Gemeinsam, das sei das Stichwort für die Kommunalpolitik, so Penshorn. Immer mehr Aufgaben stellten die Kommunen vor immer höhere Herausforderungen, wie Kindergärten und Krippen, Schulen und Straßenbau oder das Feuerschutzwesen. Hier bedürfe es der Entwicklung nachhaltiger Konzepte, sagte Penshorn.
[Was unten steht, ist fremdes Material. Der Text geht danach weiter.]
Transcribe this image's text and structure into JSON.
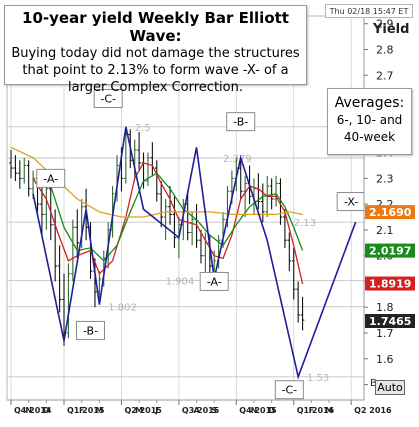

Der Verwaltungschef kritisierte, dass sich Bürgerinnen und Bürger sowie Unternehmen bisher nicht in großem Maße intensiv oder gar kreativ an der Entwicklung der Samtgemeinde oder der Mitgliedsgemeinden beteiligen. Zudem sagte Penshorn, dass die Haushaltslage der Städte und Gemeinden nach wie vor angespannt sei und kritisierte in diesem Zusammenhang auch direkt die Landrätin dafür, dass der Landkreis mit einer inzwischen die 60-Millionen-Euro-Grenze überschreitenden Kreisumlage dazu beiträgt.

Darüber hinaus brachte der Verwaltungschef auch eine Integrierte Gesamtschule (IGS) für den Standort Wesendorf ins Gespräch und sagte, dass er persönlich davon ausgehe, dass statt einer IGS nur noch der Weg für eine Oberschule vorgezeichnet sein könnte. Abschließend dankte der Rathauschef den vielen Ehrenamtlichen in der Samtgemeinde.

Sehr emotional ging die Landrätin in ihrem Grußwort auf Penshorns Ausführungen ein: „Wir sitzen doch alle in einem Boot und müssen gemeinsam über unsere bestehenden Netzwerke dafür sorgen, dass wir als gewählte Vertreter und Bürger für die Bürger handeln, damit uns die Lebensqualität erhalten bleibt. Wir müssen aber auch von parteipolitischem Denken in unseren Köpfen wegkommen und nicht immer wieder Maßnahmen blockieren, nur weil das so sein muss.“

Musikalisch wurde der Neujahrsempfang vom Schützenmusikcorps Groß Oesingen unter Leitung von Klaus-Peter Haas umrahmt.